You do have to be careful how you set-up TrueTheatre HD, though. As intimated above you rarely need to have it set more than a few levels above the minimum; beyond this and things get very noisy and ugly. Indeed, even at modest settings, there’s always a little noise, though it’s generally of a finer and less irritating nature than that found in the original source.
Even so, as Morgan Freeman chats to Brad Pitt at a bar in Seven, some pixel flutter is evident as the processing engine grapples with the complexity of the scene and mediocre source quality. Nonetheless, it’s not dramatically worse than we’ve seen on other hardware devices or the hardware upscaling engine found in the Toshiba Qosmio G50-115, which Power DVD’s upscaling renders largely redundant.

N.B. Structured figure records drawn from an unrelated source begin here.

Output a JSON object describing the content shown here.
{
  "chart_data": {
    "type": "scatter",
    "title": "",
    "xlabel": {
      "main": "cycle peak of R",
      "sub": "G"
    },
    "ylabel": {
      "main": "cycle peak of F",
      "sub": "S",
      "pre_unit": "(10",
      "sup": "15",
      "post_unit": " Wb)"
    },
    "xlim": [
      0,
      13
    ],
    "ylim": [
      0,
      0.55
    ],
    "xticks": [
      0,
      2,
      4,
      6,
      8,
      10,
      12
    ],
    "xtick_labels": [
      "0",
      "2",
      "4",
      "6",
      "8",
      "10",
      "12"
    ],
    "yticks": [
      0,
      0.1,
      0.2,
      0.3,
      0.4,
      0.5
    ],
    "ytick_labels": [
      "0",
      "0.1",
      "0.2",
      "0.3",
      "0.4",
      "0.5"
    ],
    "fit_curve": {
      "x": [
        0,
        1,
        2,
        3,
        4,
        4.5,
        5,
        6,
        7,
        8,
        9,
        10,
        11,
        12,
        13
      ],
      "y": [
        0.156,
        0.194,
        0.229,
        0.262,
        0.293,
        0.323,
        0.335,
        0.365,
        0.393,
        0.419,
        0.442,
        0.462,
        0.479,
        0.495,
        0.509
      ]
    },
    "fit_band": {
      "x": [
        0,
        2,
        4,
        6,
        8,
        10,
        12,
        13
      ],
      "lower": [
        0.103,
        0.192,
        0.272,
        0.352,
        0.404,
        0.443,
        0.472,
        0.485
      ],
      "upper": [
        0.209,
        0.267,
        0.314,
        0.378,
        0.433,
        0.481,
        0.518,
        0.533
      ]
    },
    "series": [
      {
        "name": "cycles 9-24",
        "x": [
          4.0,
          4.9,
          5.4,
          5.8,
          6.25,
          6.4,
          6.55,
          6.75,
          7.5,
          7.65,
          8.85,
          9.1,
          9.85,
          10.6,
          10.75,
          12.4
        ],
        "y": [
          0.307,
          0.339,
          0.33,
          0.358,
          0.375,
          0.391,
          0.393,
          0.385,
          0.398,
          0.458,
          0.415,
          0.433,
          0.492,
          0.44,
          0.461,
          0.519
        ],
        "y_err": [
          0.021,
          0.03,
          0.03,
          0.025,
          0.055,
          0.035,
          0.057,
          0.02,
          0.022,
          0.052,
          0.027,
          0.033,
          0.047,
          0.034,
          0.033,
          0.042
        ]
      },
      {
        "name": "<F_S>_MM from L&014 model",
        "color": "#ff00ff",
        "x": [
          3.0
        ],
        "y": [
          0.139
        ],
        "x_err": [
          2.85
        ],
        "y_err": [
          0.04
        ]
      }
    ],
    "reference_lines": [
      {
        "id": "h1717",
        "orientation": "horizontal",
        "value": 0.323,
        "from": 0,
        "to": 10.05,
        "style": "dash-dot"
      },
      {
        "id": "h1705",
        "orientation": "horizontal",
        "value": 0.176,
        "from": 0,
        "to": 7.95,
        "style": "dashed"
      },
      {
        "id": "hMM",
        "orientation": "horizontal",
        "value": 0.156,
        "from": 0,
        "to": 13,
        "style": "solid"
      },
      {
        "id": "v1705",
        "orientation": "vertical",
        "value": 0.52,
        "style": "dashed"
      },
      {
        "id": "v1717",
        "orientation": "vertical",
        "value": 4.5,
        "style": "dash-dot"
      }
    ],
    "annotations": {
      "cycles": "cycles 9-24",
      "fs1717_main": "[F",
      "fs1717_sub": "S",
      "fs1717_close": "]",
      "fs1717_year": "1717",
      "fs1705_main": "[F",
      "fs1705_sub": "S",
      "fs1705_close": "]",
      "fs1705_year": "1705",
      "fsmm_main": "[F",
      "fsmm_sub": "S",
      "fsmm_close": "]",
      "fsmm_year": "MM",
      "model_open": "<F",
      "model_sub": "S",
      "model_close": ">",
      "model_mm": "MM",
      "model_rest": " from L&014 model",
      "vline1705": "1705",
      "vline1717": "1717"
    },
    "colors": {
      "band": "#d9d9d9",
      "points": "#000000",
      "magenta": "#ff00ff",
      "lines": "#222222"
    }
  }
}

Impressive as TrueTheatre HD is, the Lighting and Motion variants are less convincing. Lighting, like the HD mode, should be used sparingly, but even so the results can be inconsistent. Though it does add a certain level of dynamism to brightness and contrast in pictures, this can also lead to overblown highlights and colour contamination. This was evidenced by Seven, where the dingy walls of the police station were often given an unfaithful green tinge that was particularly distracting.
TrueTheatre Motion, meanwhile, which aims to create smoother “judder-free” playback by increasing the frame rate, proved to be too subtle to easily judge. Given it adds a significant extra processing overhead in addition to the large chunk taken up by the upscaling processing, we found we could live without it easily and anyone using a decent HDTV will likely prefer the motion processing inherent within it.
As a whole, though, the TrueTheatre system is very successful. Indeed, our only really significant complaint regards the processing power it requires. Being a software solution it’s totally reliant on the CPU and on a notebook running an Intel Core 2 Duo T7250 at 2.0GHz it consistently used around 50 to 60 per cent of the CPU; sometimes up to 80 per cent if using TrueTheatre Motion and HD simultaneously. This isn’t a reason to avoid Power DVD 9 and we never encountered any performance related issues, but GPU acceleration for TrueTheatre is a feature we’d dearly love to see in future.